Adblock Plus

I saw an ad enforcing technique on http://noscript.net that breaks adblock.
Even though I have filter "http://ads." URL that redirect to "http://ads.doclix.com/" are fetched. Is there a way to avoid this?

Here's an example of what happens on noscript.no and produces a Google ad in left side iframe:

REQUEST
http://noscript.net/MFFUQx5U;X1NcWUge;U ... E;Hl5VRB8=;
RESPONSE
Location: http://ads.doclix.com/adserver/serve/js ... cript.net/

REQUEST
http://ads.doclix.com/adserver/serve/js ... cript.net/
RESPONSE
Set-Cookie: JSESSIONID=0AB653B9049BBAC14C7341C897700EC7; Path=/


REQUEST
http://noscript.net/D25rfCFr;YGxjZnch;b ... gf3p/;IWV8;
RESPONSE
Location: http://ads.doclix.com/adserver/serve/js/ad_popup.js


REQUEST
http://pagead2.googlesyndication.com/pa ... script.net
RESPONSE
The ads Google

As you see the main problem seems to be that response header "Location" is not intercepted and checked for blocking.

guestposter wrote:Is there a way to avoid this?

For now there isn't.

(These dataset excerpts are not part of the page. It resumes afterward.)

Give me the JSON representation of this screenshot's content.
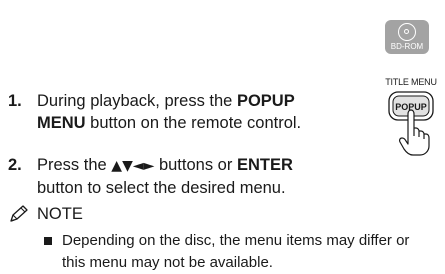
{
  "badge": {
    "label": "BD-ROM",
    "icon": "disc-icon",
    "color": "#a3a3a3"
  },
  "steps": [
    {
      "number": "1.",
      "line1_pre": "During playback, press the ",
      "line1_bold": "POPUP",
      "line2_bold": "MENU",
      "line2_post": " button on the remote control."
    },
    {
      "number": "2.",
      "line1_pre": "Press the ",
      "line1_arrows": "▲▼◄►",
      "line1_mid": " buttons or ",
      "line1_bold": "ENTER",
      "line2": "button to select the desired menu."
    }
  ],
  "remote_illustration": {
    "caption": "TITLE MENU",
    "button_label": "POPUP",
    "icon": "hand-press-icon"
  },
  "note": {
    "icon": "pencil-note-icon",
    "heading": "NOTE",
    "items": [
      {
        "line1": "Depending on the disc, the menu items may differ or",
        "line2": "this menu may not be available."
      }
    ]
  }
}
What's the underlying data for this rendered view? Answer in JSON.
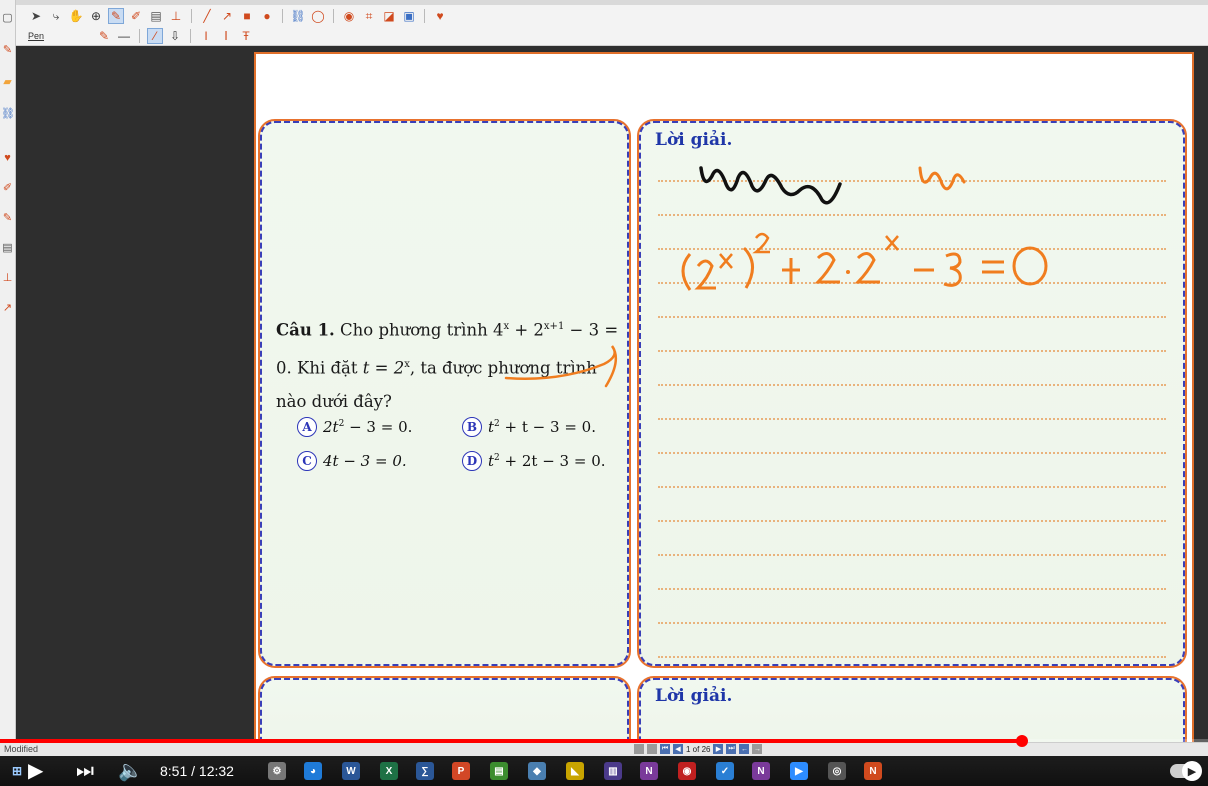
{
  "toolbar": {
    "pen_label": "Pen"
  },
  "question": {
    "label": "Câu 1.",
    "text_a": "Cho phương trình 4",
    "sup_a": "x",
    "text_b": " + 2",
    "sup_b": "x+1",
    "text_c": " − 3 = 0. Khi đặt ",
    "t_eq": "t = 2",
    "sup_c": "x",
    "text_d": ", ta được phương trình nào dưới đây?"
  },
  "options": [
    {
      "letter": "A",
      "pre": "2t",
      "sup": "2",
      "post": " − 3 = 0."
    },
    {
      "letter": "B",
      "pre": "t",
      "sup": "2",
      "post": " + t − 3 = 0."
    },
    {
      "letter": "C",
      "pre": "4t − 3 = 0.",
      "sup": "",
      "post": ""
    },
    {
      "letter": "D",
      "pre": "t",
      "sup": "2",
      "post": " + 2t − 3 = 0."
    }
  ],
  "solution": {
    "title": "Lời giải.",
    "title2": "Lời giải."
  },
  "statusbar": {
    "modified": "Modified",
    "page_counter": "1 of 26"
  },
  "player": {
    "time": "8:51 / 12:32",
    "progress": 0.846
  },
  "colors": {
    "accent_orange": "#e8722e",
    "card_border_blue": "#3a3fb8",
    "solution_title": "#1f36a8",
    "handwriting_orange": "#f07d1f",
    "progress_red": "#ff0000"
  }
}
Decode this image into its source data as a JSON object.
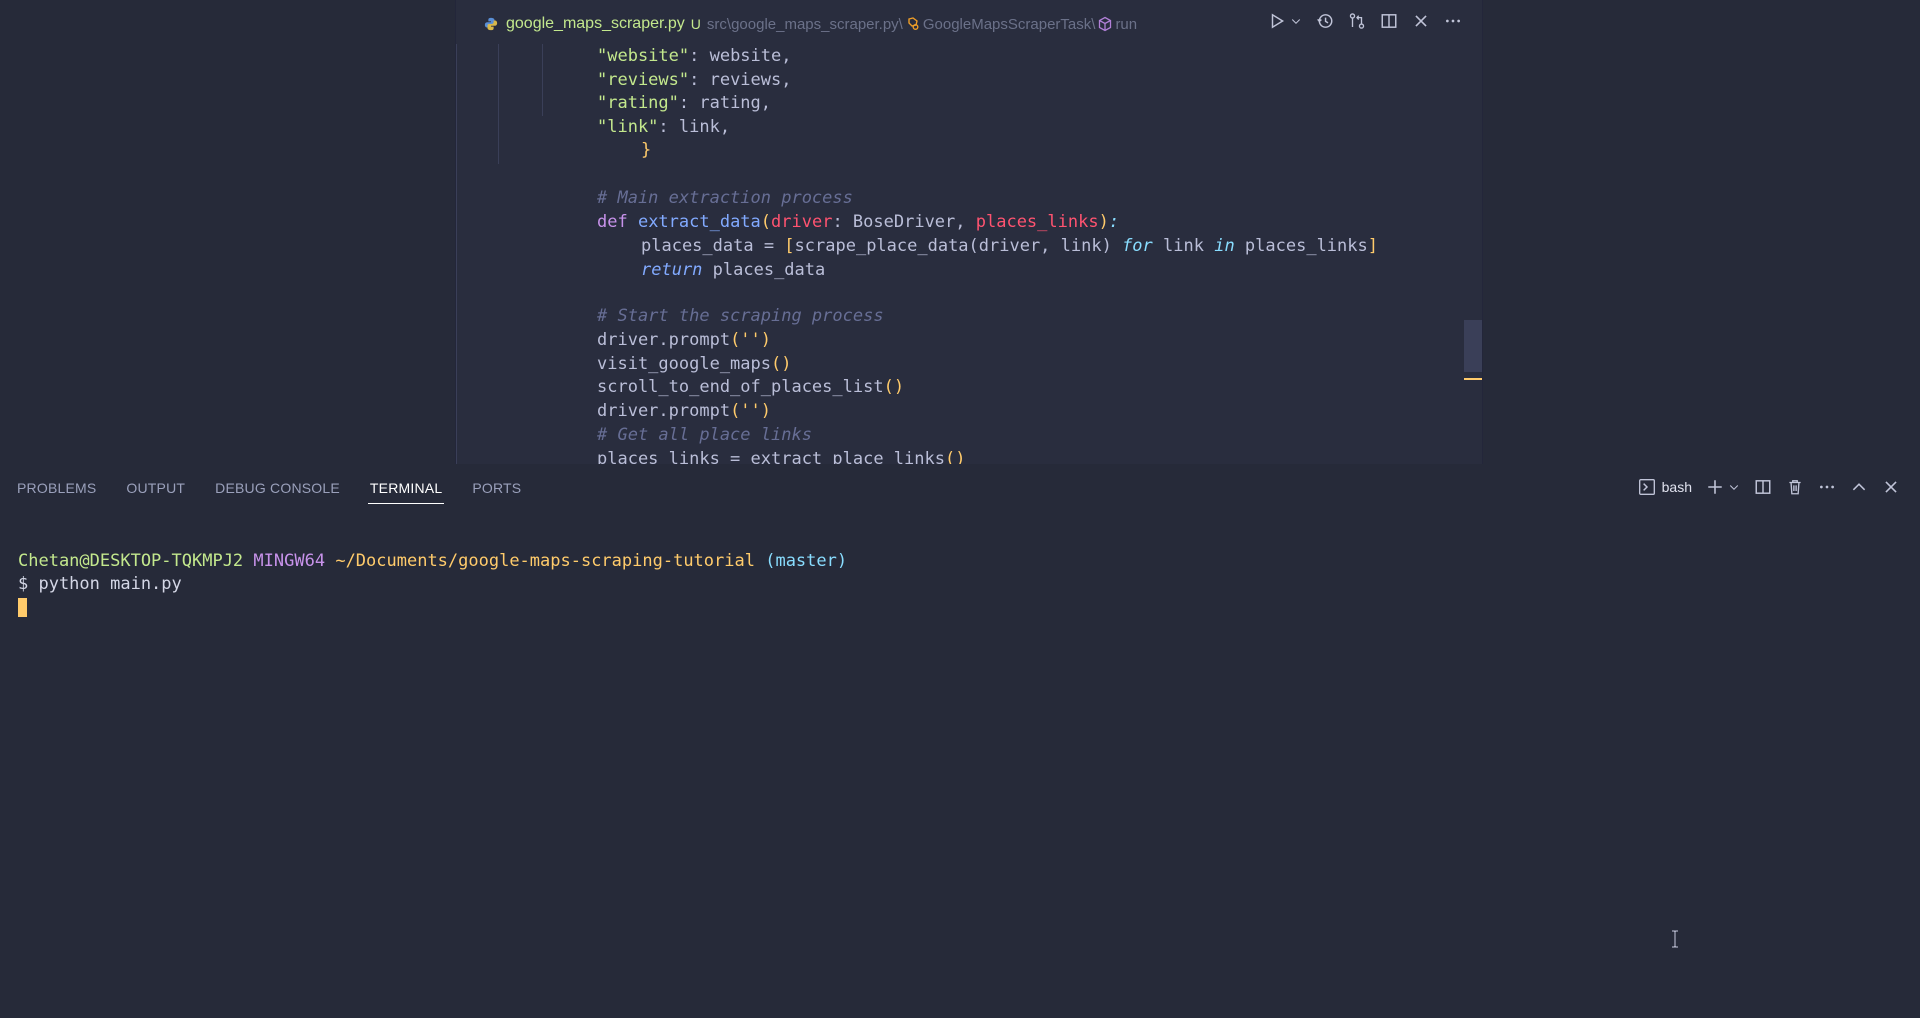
{
  "editor": {
    "tab": {
      "filename": "google_maps_scraper.py",
      "status": "U",
      "breadcrumb_path": "src\\google_maps_scraper.py\\",
      "breadcrumb_class": "GoogleMapsScraperTask\\",
      "breadcrumb_method": "run"
    },
    "actions": [
      "run-icon",
      "chevron-down-icon",
      "history-icon",
      "compare-changes-icon",
      "split-editor-icon",
      "close-icon",
      "more-icon"
    ],
    "code": {
      "l1_key": "\"website\"",
      "l1_rest": ": website,",
      "l2_key": "\"reviews\"",
      "l2_rest": ": reviews,",
      "l3_key": "\"rating\"",
      "l3_rest": ": rating,",
      "l4_key": "\"link\"",
      "l4_rest": ": link,",
      "l5": "}",
      "l7": "# Main extraction process",
      "l8_def": "def ",
      "l8_fn": "extract_data",
      "l8_open": "(",
      "l8_p1": "driver",
      "l8_mid": ": BoseDriver, ",
      "l8_p2": "places_links",
      "l8_close": ")",
      "l8_colon": ":",
      "l9_a": "places_data = ",
      "l9_ob": "[",
      "l9_b": "scrape_place_data(driver, link) ",
      "l9_for": "for",
      "l9_c": " link ",
      "l9_in": "in",
      "l9_d": " places_links",
      "l9_cb": "]",
      "l10_ret": "return",
      "l10_rest": " places_data",
      "l12": "# Start the scraping process",
      "l13_a": "driver.prompt",
      "l13_b": "('')",
      "l14_a": "visit_google_maps",
      "l14_b": "()",
      "l15_a": "scroll_to_end_of_places_list",
      "l15_b": "()",
      "l16_a": "driver.prompt",
      "l16_b": "('')",
      "l17": "# Get all place links",
      "l18_a": "places_links = extract_place_links",
      "l18_b": "()"
    }
  },
  "panel": {
    "tabs": [
      "PROBLEMS",
      "OUTPUT",
      "DEBUG CONSOLE",
      "TERMINAL",
      "PORTS"
    ],
    "active_tab": "TERMINAL",
    "terminal_profile": "bash"
  },
  "terminal": {
    "user": "Chetan@DESKTOP-TQKMPJ2",
    "system": "MINGW64",
    "path": "~/Documents/google-maps-scraping-tutorial",
    "branch": "(master)",
    "command": "$ python main.py"
  },
  "colors": {
    "background": "#262a39",
    "editor_bg": "#292d3e",
    "string": "#c3e88d",
    "comment": "#676e95",
    "keyword": "#c792ea",
    "function": "#82aaff",
    "parameter": "#ff5370",
    "bracket": "#ffcb6b",
    "cursor": "#ffcb6b"
  }
}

But it's a known issue as far as I know, maybe it'll be fixed some day...

Until then you can do something like this: and it should whack them all.

Add or but the first filter is better.

I was not talking about this specific ad and how to get rid of it. I was using only using noscript.net to illustrate a specific technique that seems to be able to break Adblock in a very effective way.

The solution seems very simple: Also filter response header "Location:". I hope it is technically possible to do so with Adblock. Otherwise I think the effectiveness of Adblock may deteriorate over time as more sites discover this technique and start employing it.

guestposter wrote:I hope it is technically possible to do so with Adblock.

It's a Firefox bug, but like I said Wladimir is already aware of it.

If widespread abuse is what it takes for the bug to gain priority then so be it. But in the end those kind of ads can still be blocked, and there are other features and fixes that also need attention...

Ok. Thank you.

Is this the bug you refer to?

"HTTP redirects can bypass content policies"
https://bugzilla.mozilla.org/show_bug.cgi?id=431782

Yes, that's the one.

Yuck. This bug does worry me. I really hope Firefox has it fixed soon.

It's actually interested me for a while. If you use the extension "requestpolicy," you have to allow requests from youtube.com to googlevideo.com to watch any youtube videos, yet filtering *googlevideo* in ABP does nothing.

If you use the "blocksite" extension, you can blacklist *googlevideo* in blacklist mode, or not include it in whitelist mode, and it has the same effect again. But stll, ABP can't block this bypass.

'Tis a shame. This bug has freakin' layers.

Even more interesting, there are some youtube videos that invoke a further request from googlevideo.com to 74.125.x.x. That's only one example. If you want to watch comedy central videos while using requestpolicy, you'll find even more concatenated requests. The power of a site to force you to watch ads, or as an exploit venue, is scary.